Matrix of eigenvectors, relation to rotation matrix

1. Apr 12, 2013

Fluxthroughme

So I am given $B=\begin{array}{cc} 3 & 5 \\ 5 & 3 \end{array}$. I find the eigenvalues and eigenvectors: 8, -2, and (1, 1), (1, -1), respectively. I am then told to form the matrix of normalised eigenvectors, S, and I do, then to find $S^{-1}BS$, which, with $S = \frac{1}{\sqrt{2}}\begin{array}{cc} 1 & 1 \\ 1 & -1 \end{array}$, I get $\begin{array}{cc} 8 & 0 \\ 0 & -2 \end{array}$. All great and dandy, that's the correct answer, and the text then asks me for the rotation matrix, which I give as $\begin{array}{cc} cos\theta & -sin\theta \\ sin\theta & cos\theta \end{array}$. However, when asked how the rotation matrix and S are related, I am clearly stumped; checking the answers, they have used $S = \frac{1}{\sqrt{2}}\begin{array}{cc} 1 & -1 \\ 1 & 1 \end{array}$, which I think is a valid choice, since the eigenvector could have been (1,-1) or (-1,1). But since I made a different choice, I cannot get the answer they are looking for (That S is the rotation matrix for theta is 45).

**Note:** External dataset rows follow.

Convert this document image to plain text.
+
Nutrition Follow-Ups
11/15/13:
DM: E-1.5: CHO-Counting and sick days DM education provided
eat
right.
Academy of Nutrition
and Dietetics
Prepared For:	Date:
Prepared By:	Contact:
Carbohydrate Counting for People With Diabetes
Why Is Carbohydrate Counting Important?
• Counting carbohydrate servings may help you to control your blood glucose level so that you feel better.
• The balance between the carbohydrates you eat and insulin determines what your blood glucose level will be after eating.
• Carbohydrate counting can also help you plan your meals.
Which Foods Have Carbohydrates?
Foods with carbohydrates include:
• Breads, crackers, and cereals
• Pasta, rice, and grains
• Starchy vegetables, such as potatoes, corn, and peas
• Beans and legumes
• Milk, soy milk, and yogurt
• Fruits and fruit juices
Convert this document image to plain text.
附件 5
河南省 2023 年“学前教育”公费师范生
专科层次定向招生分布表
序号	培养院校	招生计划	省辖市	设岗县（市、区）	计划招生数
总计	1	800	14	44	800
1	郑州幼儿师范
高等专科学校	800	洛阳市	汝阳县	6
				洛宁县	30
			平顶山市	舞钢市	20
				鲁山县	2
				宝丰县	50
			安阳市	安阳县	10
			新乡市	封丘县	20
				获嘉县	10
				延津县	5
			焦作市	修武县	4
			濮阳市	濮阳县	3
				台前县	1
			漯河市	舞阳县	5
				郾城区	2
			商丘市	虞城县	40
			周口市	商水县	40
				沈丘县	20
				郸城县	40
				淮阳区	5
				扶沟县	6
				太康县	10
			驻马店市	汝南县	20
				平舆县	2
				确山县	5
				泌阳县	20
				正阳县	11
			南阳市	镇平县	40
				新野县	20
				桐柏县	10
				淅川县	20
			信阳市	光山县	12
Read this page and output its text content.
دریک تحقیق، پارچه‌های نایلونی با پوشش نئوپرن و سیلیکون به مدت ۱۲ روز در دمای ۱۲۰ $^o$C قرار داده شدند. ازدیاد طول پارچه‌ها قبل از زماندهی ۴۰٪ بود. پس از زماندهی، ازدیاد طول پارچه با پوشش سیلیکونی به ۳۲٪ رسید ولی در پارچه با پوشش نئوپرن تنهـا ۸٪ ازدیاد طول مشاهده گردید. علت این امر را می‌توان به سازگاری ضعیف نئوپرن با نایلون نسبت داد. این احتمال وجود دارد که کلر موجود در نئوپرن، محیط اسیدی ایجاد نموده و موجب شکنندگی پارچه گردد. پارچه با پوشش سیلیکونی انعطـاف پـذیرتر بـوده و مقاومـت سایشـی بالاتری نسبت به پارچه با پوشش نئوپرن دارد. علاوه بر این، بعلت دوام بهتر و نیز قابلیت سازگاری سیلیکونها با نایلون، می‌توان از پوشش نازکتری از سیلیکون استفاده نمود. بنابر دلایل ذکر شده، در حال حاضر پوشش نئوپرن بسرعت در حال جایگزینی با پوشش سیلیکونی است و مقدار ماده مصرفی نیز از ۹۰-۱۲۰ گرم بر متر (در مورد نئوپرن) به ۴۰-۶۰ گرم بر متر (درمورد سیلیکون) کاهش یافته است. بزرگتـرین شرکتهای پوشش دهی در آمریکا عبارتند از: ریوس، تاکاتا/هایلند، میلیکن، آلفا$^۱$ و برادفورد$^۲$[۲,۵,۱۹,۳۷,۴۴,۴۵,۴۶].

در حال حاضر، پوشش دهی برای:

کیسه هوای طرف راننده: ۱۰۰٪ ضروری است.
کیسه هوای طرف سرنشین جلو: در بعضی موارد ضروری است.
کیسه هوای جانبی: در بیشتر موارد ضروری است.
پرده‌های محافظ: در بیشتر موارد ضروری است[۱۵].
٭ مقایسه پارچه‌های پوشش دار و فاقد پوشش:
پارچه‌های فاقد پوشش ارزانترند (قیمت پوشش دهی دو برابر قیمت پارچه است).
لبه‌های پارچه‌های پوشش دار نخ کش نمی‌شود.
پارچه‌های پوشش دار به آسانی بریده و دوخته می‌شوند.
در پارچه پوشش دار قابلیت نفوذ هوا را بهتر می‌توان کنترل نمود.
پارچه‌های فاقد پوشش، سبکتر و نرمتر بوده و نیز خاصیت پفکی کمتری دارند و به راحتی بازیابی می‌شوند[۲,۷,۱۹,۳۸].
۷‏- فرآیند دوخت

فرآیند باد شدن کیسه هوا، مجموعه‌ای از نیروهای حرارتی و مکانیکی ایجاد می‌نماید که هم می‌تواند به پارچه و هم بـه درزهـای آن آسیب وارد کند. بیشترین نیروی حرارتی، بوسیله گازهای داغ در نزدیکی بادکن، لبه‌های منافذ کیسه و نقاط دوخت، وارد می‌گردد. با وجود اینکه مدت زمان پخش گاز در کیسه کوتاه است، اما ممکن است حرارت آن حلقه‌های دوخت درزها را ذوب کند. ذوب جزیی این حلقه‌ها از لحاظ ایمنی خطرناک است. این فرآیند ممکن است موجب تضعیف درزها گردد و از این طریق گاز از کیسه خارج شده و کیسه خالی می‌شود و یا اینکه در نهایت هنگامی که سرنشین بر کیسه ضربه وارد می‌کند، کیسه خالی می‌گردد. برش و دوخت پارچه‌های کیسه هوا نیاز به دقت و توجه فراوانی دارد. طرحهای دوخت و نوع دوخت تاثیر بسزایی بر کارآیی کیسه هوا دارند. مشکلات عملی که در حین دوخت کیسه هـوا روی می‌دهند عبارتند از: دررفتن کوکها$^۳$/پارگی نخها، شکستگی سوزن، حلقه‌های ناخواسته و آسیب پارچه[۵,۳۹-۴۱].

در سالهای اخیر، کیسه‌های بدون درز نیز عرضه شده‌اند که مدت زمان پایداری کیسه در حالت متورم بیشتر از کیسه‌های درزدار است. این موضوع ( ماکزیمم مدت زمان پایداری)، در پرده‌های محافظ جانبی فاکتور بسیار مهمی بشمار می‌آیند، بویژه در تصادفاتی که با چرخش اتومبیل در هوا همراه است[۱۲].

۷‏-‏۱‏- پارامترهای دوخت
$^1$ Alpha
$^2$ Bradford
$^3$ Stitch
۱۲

Thus, have I made a mistake in my calculation? In my reasoning? In my assumptions? Or is it just that I was unlucky to have picked the way I did and the question wasn't expecting that (I doubt the latter)?

2. Apr 12, 2013

vela

Staff Emeritus
You're just unlucky. The way you chose the eigenvectors, S is a rotation combined with a reflection across the line y=x. As you saw, you can choose the eigenvectors so that S is just a rotation.